Student preview ignores real issues

Another Preview day has come and gone, the dining centers have exhausted all their best food, the student employees all their best smiles and the tour guides all their lame jokes.

We go through approximately three of these days a year, with President’s Day being the crowning glory, mostly because all the high school students have the day off. The campus is crawling with around 2,000 of the infamous “orange baggers” who carry telltale orange bags from their purchases at the University Bookstore. Many of them wear their letterman jackets that proudly proclaim: “I am a prospective student!”

Current students have a chance to perfect our camouflage tactics by putting on our iPods, sprinting to class and making no eye contact with the tour group stragglers, who will inevitably ask us for directions. This in spite of the fact that the University has stationed a dozen people outside in the cold, wearing all orange with a big sign taped to their forehead that says “ask me for directions, that’s why I’ve been standing in this same spot for the last hour!”

Okay, maybe they don’t have signs, but it’s still pretty obvious.

The University explains Preview Day as its way to get prospective students interested in Bowling Green and to get them acquainted with the campus.

So why then, do the parents ask all the questions? As a resident advisor in Dunbar, home of the Honors program, I gave about a half dozen tours on Monday morning and only got asked one question by a student, and that was: “where are the bathrooms?”

Why not have a student-only preview day where students can come in by the bus load and ask the questions they actually need answers to? Parents tend to dominate the tour guide by asking a constant stream of questions to which their sons and daughters just roll their eyes. Some such questions I experienced were: “So should the students have their own computer on campus?,” “What are the ID cards used for?,” “Do the bathrooms get cleaned?,” and of course “Do students have to request to live on an all girls floor?”

So my point is, if it is the students who essentially have to live here, why not invite them for a day, sans parents, to talk to other students and faculty members to find out what they really need to know. Like, for instance, where all the dining centers are and where to find the best food. Maybe how to buy your books cheaper by going online or to SBX, or what there is to do in town during the weekends. What clubs and organizations are offered and what they should bring to their room besides a microwave, refrigerator, and extra long sheets.

To tell them the things their parents don’t want to hear, like where the clubs are and how to make an appointment with the health center. Explain resources like Vision (the LGBT awareness group), the Women’s Center and MEMPSA (men educating men on the prevention of sexual assault).

These are things students actually need to know, not just what their parents want to hear. I understand the kids cannot get here without their parents.
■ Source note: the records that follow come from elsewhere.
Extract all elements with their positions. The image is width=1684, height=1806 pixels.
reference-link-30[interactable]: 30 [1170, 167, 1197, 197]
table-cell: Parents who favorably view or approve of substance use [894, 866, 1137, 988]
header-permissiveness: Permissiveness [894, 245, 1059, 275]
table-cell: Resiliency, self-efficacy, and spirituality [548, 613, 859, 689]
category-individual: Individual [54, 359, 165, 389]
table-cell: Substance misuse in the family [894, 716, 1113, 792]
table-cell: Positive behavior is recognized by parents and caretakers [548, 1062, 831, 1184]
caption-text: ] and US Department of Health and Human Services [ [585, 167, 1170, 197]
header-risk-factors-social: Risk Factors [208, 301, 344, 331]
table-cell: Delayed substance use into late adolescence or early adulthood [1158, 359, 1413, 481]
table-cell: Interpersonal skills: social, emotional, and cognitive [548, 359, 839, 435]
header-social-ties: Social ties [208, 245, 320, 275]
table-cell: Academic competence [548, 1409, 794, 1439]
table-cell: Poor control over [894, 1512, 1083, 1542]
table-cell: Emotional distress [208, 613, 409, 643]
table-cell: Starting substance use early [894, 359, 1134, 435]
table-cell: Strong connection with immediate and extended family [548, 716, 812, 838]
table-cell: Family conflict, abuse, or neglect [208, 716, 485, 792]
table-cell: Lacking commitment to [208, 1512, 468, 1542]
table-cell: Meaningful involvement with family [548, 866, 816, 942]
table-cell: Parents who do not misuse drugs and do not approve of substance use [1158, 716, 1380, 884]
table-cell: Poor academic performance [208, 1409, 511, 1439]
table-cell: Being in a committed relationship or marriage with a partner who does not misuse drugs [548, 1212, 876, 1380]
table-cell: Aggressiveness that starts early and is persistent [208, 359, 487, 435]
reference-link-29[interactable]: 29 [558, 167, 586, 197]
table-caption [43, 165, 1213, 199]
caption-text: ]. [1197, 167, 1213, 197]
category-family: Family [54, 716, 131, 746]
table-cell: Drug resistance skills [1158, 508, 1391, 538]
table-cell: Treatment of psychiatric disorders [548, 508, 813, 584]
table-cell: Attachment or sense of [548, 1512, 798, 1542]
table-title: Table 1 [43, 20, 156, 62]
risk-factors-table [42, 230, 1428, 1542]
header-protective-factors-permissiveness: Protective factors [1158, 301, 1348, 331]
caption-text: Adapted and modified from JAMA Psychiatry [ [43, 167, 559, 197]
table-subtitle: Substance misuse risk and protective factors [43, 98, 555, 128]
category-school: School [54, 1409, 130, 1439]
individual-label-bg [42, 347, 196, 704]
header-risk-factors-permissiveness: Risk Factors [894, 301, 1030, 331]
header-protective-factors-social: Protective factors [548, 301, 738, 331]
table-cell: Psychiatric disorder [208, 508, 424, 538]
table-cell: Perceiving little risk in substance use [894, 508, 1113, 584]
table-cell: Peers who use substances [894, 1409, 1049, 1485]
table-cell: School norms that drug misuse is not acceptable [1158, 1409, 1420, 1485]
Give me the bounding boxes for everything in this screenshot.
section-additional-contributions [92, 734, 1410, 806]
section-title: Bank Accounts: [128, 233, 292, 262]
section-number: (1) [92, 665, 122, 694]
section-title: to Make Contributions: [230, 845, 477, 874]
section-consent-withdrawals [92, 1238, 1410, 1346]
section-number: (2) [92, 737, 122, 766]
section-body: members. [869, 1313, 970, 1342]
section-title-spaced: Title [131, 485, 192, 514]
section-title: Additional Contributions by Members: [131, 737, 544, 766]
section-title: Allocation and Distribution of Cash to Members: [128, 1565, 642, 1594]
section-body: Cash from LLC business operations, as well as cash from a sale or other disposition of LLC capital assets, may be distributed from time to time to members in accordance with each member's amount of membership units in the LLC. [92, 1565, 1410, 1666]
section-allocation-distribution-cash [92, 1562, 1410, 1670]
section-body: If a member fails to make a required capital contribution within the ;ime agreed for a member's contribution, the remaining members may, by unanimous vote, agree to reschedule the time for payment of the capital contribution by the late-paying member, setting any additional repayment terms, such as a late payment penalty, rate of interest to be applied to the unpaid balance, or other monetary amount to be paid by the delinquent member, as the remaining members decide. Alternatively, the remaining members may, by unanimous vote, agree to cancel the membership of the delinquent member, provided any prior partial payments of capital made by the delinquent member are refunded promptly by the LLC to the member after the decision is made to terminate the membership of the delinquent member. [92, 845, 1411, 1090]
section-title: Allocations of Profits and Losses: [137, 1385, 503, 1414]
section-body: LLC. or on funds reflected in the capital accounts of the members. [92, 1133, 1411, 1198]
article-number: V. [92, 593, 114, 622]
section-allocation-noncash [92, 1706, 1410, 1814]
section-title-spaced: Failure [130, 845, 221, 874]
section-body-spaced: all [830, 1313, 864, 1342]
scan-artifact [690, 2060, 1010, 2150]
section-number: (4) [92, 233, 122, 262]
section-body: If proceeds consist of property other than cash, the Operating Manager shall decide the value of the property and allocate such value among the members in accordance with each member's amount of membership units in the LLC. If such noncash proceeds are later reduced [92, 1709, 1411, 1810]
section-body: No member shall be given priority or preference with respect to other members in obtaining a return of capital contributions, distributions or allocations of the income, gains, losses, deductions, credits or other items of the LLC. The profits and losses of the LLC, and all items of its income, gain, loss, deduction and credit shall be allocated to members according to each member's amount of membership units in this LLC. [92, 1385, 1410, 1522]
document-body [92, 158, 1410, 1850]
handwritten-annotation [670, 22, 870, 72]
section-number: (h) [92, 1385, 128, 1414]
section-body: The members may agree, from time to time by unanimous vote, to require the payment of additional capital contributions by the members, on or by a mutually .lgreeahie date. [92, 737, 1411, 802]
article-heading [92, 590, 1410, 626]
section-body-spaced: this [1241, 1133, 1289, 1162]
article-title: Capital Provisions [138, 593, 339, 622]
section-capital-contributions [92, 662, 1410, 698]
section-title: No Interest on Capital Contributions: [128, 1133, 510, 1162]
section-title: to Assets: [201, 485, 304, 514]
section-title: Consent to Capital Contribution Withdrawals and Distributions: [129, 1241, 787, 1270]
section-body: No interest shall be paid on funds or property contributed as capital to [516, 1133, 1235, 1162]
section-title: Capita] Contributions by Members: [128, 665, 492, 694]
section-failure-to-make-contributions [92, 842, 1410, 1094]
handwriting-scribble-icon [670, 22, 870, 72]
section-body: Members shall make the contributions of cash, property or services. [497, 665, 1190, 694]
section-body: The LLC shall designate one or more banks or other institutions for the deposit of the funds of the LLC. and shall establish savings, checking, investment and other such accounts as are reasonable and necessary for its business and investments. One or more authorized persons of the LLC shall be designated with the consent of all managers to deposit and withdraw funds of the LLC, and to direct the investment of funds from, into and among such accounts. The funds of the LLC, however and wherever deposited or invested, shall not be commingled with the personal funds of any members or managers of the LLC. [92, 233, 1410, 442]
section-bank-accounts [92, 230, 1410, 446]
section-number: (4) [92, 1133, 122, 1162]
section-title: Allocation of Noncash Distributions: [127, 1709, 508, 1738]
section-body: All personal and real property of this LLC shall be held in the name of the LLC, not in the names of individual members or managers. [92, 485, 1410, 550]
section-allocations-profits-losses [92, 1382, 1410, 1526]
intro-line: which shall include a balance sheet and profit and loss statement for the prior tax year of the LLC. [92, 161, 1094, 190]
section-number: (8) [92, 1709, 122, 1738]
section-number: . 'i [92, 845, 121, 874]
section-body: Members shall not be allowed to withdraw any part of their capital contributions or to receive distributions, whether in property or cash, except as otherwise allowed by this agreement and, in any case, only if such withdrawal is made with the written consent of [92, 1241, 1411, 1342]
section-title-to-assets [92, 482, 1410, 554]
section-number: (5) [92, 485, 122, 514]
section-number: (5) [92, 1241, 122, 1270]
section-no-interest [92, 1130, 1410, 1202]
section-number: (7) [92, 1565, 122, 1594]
The quick solution: Set all the parents up in the ballroom with snacks and a panel of students, resident advisors, faculty, and administrators and let them ask all the questions they want while their sons and daughters explore the campus. This keeps both parties happy and parents feel like they’re “in the know” about the goings on of campus.

Oh, and before I forget, let them talk to some real students while they’re here. Those of us that are giving tours are mandated by our jobs to give only the sunny side of life at the University.

Someone needs to tell them that the dryers don’t dry in less than an hour and the fire alarms go off at the drop of a hat. Let these prospective students know they’re going to need air freshener and really big garbage bags. Last but not least, warn them that if they’re going to live in McDonald, they are going to need an alternate place to study, and probably ear plugs to sleep.

If these students really are going to be our incoming freshmen, let’s educate them properly and let them take their first steps as adults by allowing them a day to ask the questions that they need to know, and leaving their parents behind, if for just a day.